IATA’s current safety priorities revolve around three main fronts:
- Defending and advancing global standards, particularly in light of rising interference with Global Navigation Satellite Systems (GNSS), which has surged by over 200% since 2021. Working with EASA, IATA has launched a GNSS Resilience Plan, urging ICAO to formalise these safeguards through new global guidance.
- Protecting aviation’s radio spectrum from interference linked to 5G and future 6G expansion, a challenge that has already caused operational disruptions in several markets.
- Improving accident investigation timeliness, as only 58% of global accidents between 2019 and 2023 have produced final reports.
Meanwhile, data-driven initiatives like Turbulence Aware, SafetyIS, and risk-based IOSA audits are using shared industry data to predict, prevent, and mitigate safety threats before they escalate. Over 3,200 aircraft now participate in Turbulence Aware, sharing live data to improve flight safety and efficiency.
Leadership and Safety Culture: Two Sides of the Same Coin
Both ICAO and IATA agree that safety leadership begins at the top.
For IATA, this means empowering leaders to cultivate open communication and proactive risk management, an ethos formalised through its Safety Leadership Charter, now covering about 90% of global air traffic.

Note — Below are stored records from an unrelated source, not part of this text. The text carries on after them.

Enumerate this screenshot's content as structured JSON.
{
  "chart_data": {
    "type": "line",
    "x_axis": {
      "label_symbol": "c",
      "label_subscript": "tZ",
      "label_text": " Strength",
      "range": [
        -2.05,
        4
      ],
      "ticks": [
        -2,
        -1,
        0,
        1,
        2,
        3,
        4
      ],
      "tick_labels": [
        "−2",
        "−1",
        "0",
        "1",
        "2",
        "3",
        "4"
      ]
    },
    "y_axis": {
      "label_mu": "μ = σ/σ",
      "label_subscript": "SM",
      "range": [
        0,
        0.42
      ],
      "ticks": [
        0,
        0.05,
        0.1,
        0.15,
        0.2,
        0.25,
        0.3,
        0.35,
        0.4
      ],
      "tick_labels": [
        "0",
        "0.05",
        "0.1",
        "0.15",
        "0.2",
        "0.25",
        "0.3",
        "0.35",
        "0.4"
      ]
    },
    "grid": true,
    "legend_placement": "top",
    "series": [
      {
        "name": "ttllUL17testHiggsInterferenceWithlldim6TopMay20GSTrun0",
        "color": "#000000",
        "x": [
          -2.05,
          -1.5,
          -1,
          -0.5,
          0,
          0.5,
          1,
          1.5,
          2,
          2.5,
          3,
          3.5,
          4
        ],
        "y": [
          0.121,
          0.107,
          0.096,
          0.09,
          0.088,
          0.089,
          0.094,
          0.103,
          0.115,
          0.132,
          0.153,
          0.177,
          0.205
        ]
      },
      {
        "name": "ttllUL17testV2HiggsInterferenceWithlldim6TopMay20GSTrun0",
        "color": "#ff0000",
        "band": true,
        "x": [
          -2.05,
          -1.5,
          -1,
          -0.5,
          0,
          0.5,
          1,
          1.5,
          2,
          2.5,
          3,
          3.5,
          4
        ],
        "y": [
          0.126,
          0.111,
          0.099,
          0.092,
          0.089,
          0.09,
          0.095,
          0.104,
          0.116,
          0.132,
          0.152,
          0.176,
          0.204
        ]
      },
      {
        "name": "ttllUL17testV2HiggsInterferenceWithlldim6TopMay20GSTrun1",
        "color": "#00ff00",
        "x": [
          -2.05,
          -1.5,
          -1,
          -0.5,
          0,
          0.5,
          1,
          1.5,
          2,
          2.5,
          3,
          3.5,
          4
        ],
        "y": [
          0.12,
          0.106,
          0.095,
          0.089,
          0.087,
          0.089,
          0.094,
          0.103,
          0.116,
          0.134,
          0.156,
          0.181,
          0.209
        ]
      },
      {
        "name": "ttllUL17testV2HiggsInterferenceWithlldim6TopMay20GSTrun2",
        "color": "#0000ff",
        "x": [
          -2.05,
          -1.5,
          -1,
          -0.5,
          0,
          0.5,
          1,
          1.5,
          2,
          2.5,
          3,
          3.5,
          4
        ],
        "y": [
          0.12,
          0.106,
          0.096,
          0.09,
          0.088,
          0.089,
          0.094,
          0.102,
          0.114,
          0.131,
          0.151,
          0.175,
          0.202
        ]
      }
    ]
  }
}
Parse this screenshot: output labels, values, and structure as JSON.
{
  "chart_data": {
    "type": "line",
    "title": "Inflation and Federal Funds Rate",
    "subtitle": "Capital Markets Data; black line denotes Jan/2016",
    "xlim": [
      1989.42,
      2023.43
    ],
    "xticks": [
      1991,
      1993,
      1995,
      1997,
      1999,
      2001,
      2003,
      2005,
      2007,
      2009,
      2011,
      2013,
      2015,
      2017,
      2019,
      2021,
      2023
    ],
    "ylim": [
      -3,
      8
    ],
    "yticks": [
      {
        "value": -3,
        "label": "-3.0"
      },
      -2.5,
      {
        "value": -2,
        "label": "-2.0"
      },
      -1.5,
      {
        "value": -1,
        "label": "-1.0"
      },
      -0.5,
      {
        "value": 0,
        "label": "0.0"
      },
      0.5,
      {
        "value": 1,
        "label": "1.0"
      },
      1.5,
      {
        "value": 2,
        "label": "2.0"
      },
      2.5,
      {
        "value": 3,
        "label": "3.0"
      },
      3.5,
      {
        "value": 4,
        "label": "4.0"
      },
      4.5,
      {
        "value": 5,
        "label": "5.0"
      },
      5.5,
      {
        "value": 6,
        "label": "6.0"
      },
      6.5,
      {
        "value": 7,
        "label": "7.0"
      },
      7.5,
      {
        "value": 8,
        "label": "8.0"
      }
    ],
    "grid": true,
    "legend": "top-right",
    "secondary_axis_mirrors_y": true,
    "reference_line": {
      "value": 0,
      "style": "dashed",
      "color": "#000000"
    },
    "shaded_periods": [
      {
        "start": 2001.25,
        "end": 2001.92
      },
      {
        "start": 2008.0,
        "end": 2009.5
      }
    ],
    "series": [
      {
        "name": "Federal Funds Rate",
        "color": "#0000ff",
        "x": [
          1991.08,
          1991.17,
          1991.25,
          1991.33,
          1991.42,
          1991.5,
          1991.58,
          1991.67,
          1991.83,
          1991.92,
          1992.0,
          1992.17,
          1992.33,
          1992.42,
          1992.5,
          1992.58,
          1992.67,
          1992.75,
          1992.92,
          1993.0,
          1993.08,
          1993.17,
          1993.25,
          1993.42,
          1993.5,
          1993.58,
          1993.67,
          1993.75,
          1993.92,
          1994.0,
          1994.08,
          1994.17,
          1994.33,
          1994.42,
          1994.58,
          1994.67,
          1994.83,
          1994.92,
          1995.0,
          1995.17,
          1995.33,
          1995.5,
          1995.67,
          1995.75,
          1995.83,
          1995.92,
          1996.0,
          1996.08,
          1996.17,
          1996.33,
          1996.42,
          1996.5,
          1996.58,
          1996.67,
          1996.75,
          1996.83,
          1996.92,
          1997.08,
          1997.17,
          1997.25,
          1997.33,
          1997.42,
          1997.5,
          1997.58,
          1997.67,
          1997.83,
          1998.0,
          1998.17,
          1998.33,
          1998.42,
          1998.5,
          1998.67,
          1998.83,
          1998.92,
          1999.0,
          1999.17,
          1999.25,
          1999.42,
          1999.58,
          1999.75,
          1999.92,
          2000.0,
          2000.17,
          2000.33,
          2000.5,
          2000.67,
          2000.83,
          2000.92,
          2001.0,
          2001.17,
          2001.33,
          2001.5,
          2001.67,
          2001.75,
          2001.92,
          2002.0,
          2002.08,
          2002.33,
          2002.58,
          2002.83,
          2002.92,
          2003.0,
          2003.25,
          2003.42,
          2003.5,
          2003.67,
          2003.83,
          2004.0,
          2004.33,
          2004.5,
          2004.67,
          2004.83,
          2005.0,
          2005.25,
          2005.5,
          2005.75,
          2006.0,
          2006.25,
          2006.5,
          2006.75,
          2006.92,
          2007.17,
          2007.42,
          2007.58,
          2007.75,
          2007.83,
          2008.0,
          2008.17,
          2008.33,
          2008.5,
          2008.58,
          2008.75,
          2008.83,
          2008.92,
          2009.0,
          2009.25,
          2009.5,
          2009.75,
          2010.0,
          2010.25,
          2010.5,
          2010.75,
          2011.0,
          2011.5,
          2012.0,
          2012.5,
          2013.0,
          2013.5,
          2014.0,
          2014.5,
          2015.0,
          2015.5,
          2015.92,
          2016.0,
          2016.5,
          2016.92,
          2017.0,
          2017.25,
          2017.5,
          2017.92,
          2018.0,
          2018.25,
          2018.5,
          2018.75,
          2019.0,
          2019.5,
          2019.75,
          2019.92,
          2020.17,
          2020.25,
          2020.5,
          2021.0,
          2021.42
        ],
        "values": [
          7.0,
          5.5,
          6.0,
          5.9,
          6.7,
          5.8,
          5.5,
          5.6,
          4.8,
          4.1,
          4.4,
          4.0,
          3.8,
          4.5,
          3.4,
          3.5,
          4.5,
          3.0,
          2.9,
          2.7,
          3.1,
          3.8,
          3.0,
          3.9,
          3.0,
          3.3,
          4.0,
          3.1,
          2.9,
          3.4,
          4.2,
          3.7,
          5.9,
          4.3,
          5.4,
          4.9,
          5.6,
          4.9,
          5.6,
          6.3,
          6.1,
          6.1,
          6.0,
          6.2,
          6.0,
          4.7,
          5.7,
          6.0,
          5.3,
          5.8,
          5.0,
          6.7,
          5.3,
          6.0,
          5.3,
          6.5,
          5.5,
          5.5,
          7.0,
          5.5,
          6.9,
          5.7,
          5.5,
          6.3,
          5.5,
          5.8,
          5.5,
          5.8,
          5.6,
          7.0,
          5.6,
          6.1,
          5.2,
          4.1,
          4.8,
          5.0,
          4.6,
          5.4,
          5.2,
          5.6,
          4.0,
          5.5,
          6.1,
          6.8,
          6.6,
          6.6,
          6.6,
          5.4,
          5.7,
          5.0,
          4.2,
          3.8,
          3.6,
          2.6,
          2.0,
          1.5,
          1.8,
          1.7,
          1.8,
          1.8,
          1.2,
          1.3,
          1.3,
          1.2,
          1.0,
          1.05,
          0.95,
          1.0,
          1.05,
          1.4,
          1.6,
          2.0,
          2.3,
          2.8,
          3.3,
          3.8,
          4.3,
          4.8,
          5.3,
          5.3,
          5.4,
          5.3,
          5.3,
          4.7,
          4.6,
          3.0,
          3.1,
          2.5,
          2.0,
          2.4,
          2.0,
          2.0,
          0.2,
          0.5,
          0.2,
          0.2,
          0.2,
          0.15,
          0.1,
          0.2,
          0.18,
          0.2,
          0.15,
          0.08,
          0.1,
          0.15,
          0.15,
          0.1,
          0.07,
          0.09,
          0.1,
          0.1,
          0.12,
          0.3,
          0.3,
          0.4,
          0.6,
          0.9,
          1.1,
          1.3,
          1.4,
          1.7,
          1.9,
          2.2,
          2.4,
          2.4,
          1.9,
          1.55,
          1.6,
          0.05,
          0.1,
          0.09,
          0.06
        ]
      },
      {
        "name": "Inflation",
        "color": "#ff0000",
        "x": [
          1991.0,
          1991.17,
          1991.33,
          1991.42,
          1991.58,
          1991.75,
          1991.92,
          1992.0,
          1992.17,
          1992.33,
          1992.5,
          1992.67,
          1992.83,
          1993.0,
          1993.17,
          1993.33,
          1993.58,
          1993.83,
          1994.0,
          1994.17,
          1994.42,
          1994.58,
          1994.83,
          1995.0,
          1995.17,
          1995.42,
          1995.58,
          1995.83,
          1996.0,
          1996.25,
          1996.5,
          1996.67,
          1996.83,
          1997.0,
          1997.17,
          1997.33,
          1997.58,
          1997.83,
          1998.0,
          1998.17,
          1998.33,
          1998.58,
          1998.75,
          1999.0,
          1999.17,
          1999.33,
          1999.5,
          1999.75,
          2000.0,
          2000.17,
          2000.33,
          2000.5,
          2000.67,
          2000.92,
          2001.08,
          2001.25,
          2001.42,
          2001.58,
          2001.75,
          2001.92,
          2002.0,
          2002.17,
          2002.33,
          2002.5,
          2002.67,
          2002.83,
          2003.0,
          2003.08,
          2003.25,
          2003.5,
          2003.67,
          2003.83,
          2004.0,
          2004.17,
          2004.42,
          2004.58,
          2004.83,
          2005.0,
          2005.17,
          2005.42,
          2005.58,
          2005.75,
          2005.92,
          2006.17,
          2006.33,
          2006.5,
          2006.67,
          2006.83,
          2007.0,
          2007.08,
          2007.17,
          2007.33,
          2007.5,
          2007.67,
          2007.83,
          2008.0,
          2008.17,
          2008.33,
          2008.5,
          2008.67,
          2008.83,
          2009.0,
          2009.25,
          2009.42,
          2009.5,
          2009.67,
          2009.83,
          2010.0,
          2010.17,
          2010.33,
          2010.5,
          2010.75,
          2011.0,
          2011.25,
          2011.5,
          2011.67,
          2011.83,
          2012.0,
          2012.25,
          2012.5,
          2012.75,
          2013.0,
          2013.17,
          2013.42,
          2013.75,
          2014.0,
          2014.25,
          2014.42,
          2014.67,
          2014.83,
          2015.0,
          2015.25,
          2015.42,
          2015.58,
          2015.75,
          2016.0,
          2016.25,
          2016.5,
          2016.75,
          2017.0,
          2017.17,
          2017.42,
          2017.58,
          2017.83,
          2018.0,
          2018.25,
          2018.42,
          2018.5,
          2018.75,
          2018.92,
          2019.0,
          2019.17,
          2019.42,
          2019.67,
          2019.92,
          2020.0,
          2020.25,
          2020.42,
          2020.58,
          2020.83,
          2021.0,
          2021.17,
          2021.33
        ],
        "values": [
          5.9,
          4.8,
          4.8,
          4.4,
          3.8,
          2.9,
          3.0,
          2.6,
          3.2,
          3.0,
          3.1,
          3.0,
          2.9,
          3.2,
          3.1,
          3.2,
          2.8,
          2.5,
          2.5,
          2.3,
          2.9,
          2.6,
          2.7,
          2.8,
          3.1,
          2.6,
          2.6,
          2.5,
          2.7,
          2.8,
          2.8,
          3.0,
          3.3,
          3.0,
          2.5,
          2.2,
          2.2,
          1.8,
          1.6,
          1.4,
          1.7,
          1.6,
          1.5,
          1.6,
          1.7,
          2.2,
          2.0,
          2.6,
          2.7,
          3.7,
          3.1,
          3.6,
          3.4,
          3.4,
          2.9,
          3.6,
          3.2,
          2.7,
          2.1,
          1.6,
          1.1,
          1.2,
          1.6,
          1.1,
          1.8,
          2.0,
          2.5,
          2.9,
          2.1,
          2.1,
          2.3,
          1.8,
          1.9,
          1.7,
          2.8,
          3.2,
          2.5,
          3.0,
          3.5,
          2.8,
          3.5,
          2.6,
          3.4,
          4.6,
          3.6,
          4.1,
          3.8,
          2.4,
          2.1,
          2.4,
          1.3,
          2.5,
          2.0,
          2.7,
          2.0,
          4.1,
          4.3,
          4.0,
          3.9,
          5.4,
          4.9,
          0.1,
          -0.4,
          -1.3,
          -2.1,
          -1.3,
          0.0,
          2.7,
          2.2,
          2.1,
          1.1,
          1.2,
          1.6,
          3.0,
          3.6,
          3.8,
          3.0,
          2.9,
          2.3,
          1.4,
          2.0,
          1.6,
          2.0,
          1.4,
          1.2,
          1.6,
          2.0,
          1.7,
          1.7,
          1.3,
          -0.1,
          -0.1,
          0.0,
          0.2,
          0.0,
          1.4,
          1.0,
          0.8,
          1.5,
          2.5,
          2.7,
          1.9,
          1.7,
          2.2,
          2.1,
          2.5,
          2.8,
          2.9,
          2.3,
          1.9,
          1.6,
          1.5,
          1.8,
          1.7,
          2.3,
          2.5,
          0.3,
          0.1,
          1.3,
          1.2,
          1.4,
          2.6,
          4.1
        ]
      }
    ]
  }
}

For ICAO, leadership means embedding social responsibility into every layer of aviation governance. Its collaboration with the International Labour Organization (ILO), formalised in 2022, seeks to strengthen the link between decent work and safe skies. The agreement promotes fair employment, gender equity, and “just transition” policies to ensure aviation workers are not left behind as the industry embraces digital and green technologies.
The African Context: Growth with People at the Centre
Across Africa, the aviation industry is poised for transformation. As new regional airlines emerge and infrastructure investment surges, the continent’s skies are becoming busier than ever. Yet, as ICAO and IATA both highlight, growth without people is unsustainable.
Africa faces unique challenges: skill shortages, uneven regulatory oversight, and the migration of experienced personnel to overseas markets. But it also holds unique potential. With one of the world’s youngest populations and increasing integration under the African Continental Free Trade Area (AfCFTA), aviation can become a leading employer and economic driver, if countries invest in training, fair working conditions, and long-term workforce stability.
The Next Generation of Aviation Professionals (NGAP) initiative, supported by ICAO, offers a crucial opportunity for African states to develop local talent pipelines while aligning with global safety and social standards.
A Shared Flight Path for the Future
The message from Xiamen and Montreal is unified: Aviation’s future depends not only on technology, data, and compliance, but equally on people, trust, and leadership.
As ICAO and IATA strengthen their collaboration, balancing human sustainability with operational excellence, the industry stands better equipped to navigate the turbulence ahead. For Africa, this convergence of priorities offers both a challenge and an opportunity: to lead by example in building an aviation system that is safe, inclusive, and people-powered.